Romney pollster Neil Newhouse says the number of undecided voters is often larger in a presidential election without an incumbent, as in 2008. He said the burden is on Romney to win them over.

"Voters have made up their minds about Barack Obama," he said. "They are undecided about Mitt Romney."

Polls show that Republicans are more enthusiastic about the election than Democrats. Much of the GOP energy comes from a desire to defeat Obama, and some Democrats believe Obama needs to find a way to match that determination.

"One of the challenges is that the Republican base seems more motivated that the Democratic base. That's a big challenge for the president," said Doug Hattaway, a Democratic strategist who was a senior adviser to Hillary Rodham Clinton's presidential campaign in 2008.

At Romney's Boston headquarters, Ryan is seen as a running mate able to energize conservatives who may have doubted Romney's ideological passion, to articulate a fiscal message that resonates with undecided voters and to bring intangible attributes, such as making Romney himself a better candidate.
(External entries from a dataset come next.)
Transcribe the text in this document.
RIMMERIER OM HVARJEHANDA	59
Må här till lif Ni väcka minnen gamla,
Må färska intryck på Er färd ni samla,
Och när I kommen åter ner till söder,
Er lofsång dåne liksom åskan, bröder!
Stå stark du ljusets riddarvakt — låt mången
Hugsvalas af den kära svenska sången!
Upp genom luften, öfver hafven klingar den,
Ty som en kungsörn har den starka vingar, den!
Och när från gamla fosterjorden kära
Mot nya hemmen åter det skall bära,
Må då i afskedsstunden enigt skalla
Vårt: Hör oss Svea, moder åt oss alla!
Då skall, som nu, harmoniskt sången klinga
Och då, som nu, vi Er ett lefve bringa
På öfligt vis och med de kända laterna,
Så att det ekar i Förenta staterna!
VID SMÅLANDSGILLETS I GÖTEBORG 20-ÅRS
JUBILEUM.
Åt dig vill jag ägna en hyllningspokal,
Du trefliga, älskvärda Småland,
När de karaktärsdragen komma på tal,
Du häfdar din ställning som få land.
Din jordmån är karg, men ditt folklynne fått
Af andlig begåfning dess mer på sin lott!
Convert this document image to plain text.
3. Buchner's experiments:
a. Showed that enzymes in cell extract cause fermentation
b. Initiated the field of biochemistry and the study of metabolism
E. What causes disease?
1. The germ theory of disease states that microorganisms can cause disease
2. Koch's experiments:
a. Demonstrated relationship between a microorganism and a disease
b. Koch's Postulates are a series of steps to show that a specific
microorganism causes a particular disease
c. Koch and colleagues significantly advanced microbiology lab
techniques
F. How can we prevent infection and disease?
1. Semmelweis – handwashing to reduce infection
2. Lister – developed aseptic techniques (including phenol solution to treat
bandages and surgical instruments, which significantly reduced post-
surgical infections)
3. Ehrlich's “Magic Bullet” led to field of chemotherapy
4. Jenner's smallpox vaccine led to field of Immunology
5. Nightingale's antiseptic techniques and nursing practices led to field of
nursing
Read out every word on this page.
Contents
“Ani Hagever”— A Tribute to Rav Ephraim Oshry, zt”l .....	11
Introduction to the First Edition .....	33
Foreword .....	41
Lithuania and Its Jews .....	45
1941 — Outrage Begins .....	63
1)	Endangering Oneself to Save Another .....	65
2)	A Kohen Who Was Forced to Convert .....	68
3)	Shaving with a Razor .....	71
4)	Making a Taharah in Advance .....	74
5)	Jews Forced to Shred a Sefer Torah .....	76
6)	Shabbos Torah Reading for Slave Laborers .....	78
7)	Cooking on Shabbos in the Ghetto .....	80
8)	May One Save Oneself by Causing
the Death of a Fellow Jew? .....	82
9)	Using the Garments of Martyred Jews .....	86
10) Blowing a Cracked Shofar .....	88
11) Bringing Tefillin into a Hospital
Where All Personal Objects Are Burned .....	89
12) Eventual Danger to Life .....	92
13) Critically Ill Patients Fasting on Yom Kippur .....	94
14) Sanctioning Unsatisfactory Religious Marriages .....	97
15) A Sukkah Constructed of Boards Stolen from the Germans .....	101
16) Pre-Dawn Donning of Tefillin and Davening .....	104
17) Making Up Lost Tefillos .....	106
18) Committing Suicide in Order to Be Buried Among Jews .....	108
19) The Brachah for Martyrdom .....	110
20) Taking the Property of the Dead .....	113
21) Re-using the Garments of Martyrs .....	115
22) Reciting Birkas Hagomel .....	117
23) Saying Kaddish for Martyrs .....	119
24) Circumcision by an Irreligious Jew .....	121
"They may be playing to their base, but this election is about persuading the middle class, working class Americans," said Obama pollster Joel Benenson.

The Obama camp has promoted Ryan's status as a leading light of the Republican Party to better link Romney to House budget proposals that Ryan wrote and that Obama has been criticizing for two years.
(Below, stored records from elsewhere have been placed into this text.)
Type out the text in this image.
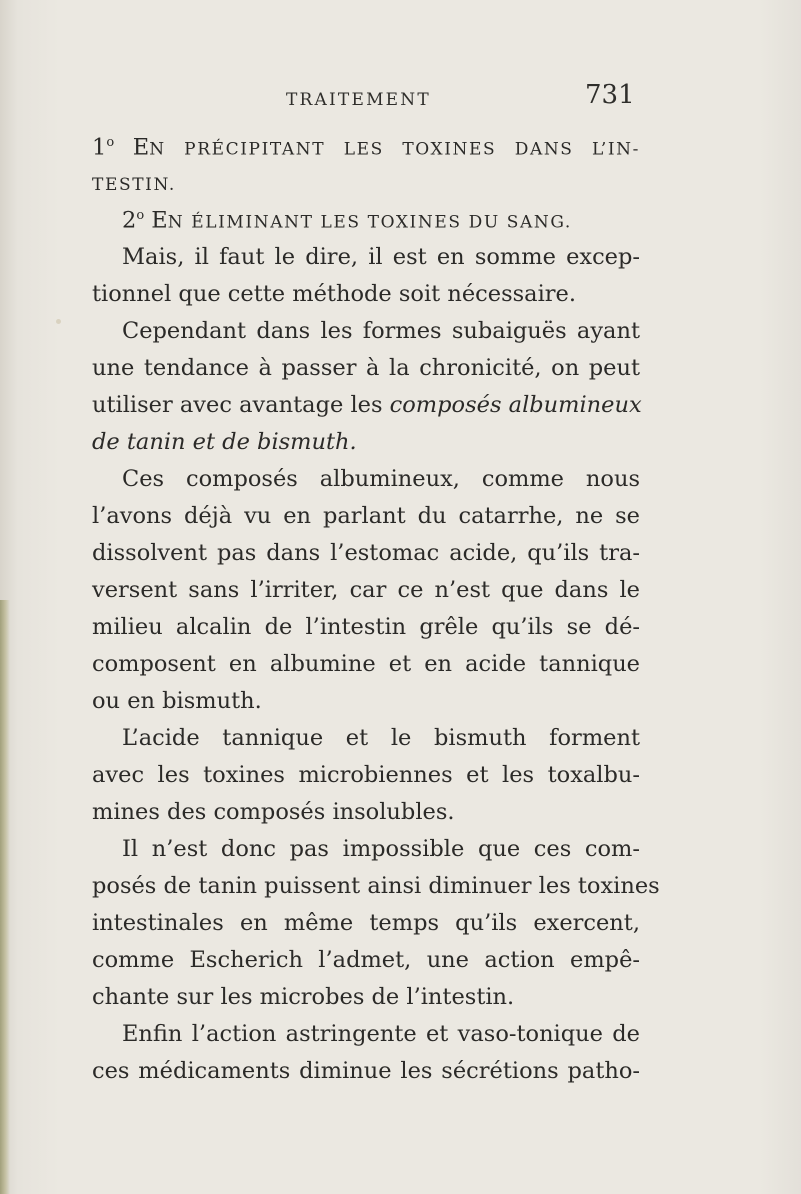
TRAITEMENT	731
1$^o$ EN PRÉCIPITANT LES TOXINES DANS L’IN-
TESTIN.
2$^o$ EN ÉLIMINANT LES TOXINES DU SANG.
Mais, il faut le dire, il est en somme excep-
tionnel que cette méthode soit nécessaire.
Cependant dans les formes subaiguës ayant
une tendance à passer à la chronicité, on peut
utiliser avec avantage les composés albumineux
de tanin et de bismuth.
Ces composés albumineux, comme nous
l’avons déjà vu en parlant du catarrhe, ne se
dissolvent pas dans l’estomac acide, qu’ils tra-
versent sans l’irriter, car ce n’est que dans le
milieu alcalin de l’intestin grêle qu’ils se dé-
composent en albumine et en acide tannique
ou en bismuth.
L’acide tannique et le bismuth forment
avec les toxines microbiennes et les toxalbu-
mines des composés insolubles.
Il n’est donc pas impossible que ces com-
posés de tanin puissent ainsi diminuer les toxines
intestinales en même temps qu’ils exercent,
comme Escherich l’admet, une action empê-
chante sur les microbes de l’intestin.
Enfin l’action astringente et vaso-tonique de
ces médicaments diminue les sécrétions patho-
"We think this is a choice that we've been talking about all along," Benenson said.

Obama has begun to hit Romney hard on Medicare, tying his rival to Ryan's budget proposal to overhaul the health care plan for older people. The issue is particularly important in competitive states such as Florida, Iowa and Pennsylvania that have large elderly populations.

Seeking to drive older voters away from Romney, Obama has seized on Ryan's plan to shift future retirees into a system dominated by private insurance plans.

"The truth is, I think they know it's not a very popular idea," the president said Saturday while campaigning in New Hampshire. "You can tell that, given the fact that both of them have proposed to voucherize the Medicare system. I guess they figure the best defense is to try to go on offense."

But Romney and Ryan anticipated the Obama reaction and went after Obama's health care overhaul, which includes reductions in Medicare spending of $700 billion over 10 years. While those cuts come from health providers, not from benefits to seniors, Romney and Ryan are still portraying them as harmful to seniors.

The Romney team also says the timing of the Medicare debate benefits them.

"It's actually fortunate for us that it's being litigated in August as opposed to October," Newhouse said. "If it comes up again in October, it's not going to be new information."

The Romney campaign says calls for smaller government resonate with independent votes, particularly undecided suburban women. The GOP used the issue in 2010 when it regained control of the House. Indeed, shifting views among independents on the role of government were a big difference between the 2008 and 2010 electorates, according to exit polls.

In 2008, 43 percent of independents said government should do more to solve problems, while 49 percent said government is "doing too many things better left to businesses and individuals." In 2010, that split was 28 percent do more to 65 percent saying government is overreaching.

But some Republican strategists warn that a debate over government spending has risks. They say undecided voters are all for fiscal discipline if it's linked to economic growth, but they recoil if they perceive spending cuts as austerity measures that would affect them.

"The fiscal battle injected into the national discourse is really going to hinge on who can sell growth and who is selling austerity," said Republican pollster Wes Anderson, who is polling in several congressional districts in states that are competitive in the presidential contest.


AP Deputy Director of Polling Jennifer Agiesta and Associated Press writer Ricardo Alonso-Zaldivar contributed to this report.